He explained it very well, I thought. Sometimes, people link the words http://www.google.com to http://www.malwareRus.com in PDFs. He wants to strip out the links.
Thanks Wraith. That is exactly the case.
Each employee gets submissions from hundreds of people every day. These contain attachments with things like biographies, resumes, etc. all having multiple references to various material posted on the web. There is no way anyone could check each submission for every link to be sure that each goes to where the TEXT says it does. Due to some of the other comments here, I am going to provide the LONG version.
Unfortunately, (or perhaps not) AVAST can (and does) do exactly that. On the system where all these submissions are stored I run a constant full-time scan on all the contents of the 5 TB Data drive. This scan returns anywhere from a couple dozen to a couple hundred entries per day of files that are quarantined. It took both myself and the AVAST techs some digging to understand why these pdf's were being removed at all as they are simply flagged as pdf:UrlMal-inf [Trj] or some other Malware
It turned out that the PDF itself has no issues and is clean for use by anyone. However, after some testing we discovered that the problem was tied to the links contained within the pdf. Even this was a mystery for a while as when typing in those links to check for problems, we found none. The sites they went to were legit and had no reason to be marked as "malware".
After I came up with the idea of removing the "ACTIVE" portions of the links and discovered that once a pdf had these removed the same pdf would then test as clean, It occurred to me that just as you can get "Spoofed" to a false link on a website, you could also get "spoofed" in a pdf if the embedded URL was NOT the same as the written URL.
Removing the "embedded" portion of the URL does not inconvenience anyone as adobe will recreate hyperlinks to any properly written URL anyway. I don't have time to track down the Why and How anyone would do this and that is not a problem I need to deal with. I just need the PDF's to stay available once they are filed for access. To do this, they must pass through the AV scanners as clean. To do that, they must not contain any links to sites that are blacklisted as being known "malware" hosts.
AVAST agrees with me that my solution would solve the problem. Eventually i am looking for a way to head this issue off before it ends up on my desk by the hundreds. An Outlook tool that would remove embedded links for all attachments would be preferable so that each employee would end up with only clean PDFs in the first place.

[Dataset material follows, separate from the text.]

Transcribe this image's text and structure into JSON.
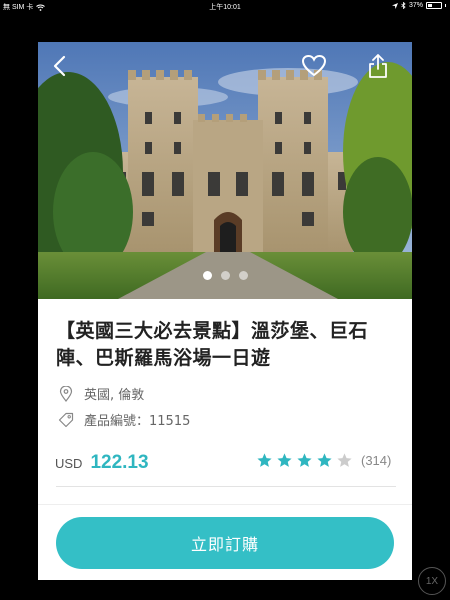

At this point, though, I need a way to do it retroactively on thousands of archived documents. My first thought was to ask for a way to disable the module of the Server Antivirus as it is not my place to be the "Guardian of the World" and the files themselves were safe. But I don't want to be responsible for misdirecting someone with a hidden URL such that they click a document labelled "Library_of_Congress_ #23Z3457231kb-N" and end up on "Malware-R-Us" instead if there I a way I could prevent it.
Since i had already found a way to fix the problem, and the fix does not have any ill effects on the documents themselves, I am just looking for a way to automate the "cleaning" and make this my small contribution to a Safer Internet.
To make practical, it must be done by a utility where i can set it to scan from A to Z and run 24/7 for as long as it takes to clean the entire 5 TB document Data drive and make sure that none of those stored documents contain any “hidden” redirects. The good links will work as written anyway as the hidden links are all that will be removed.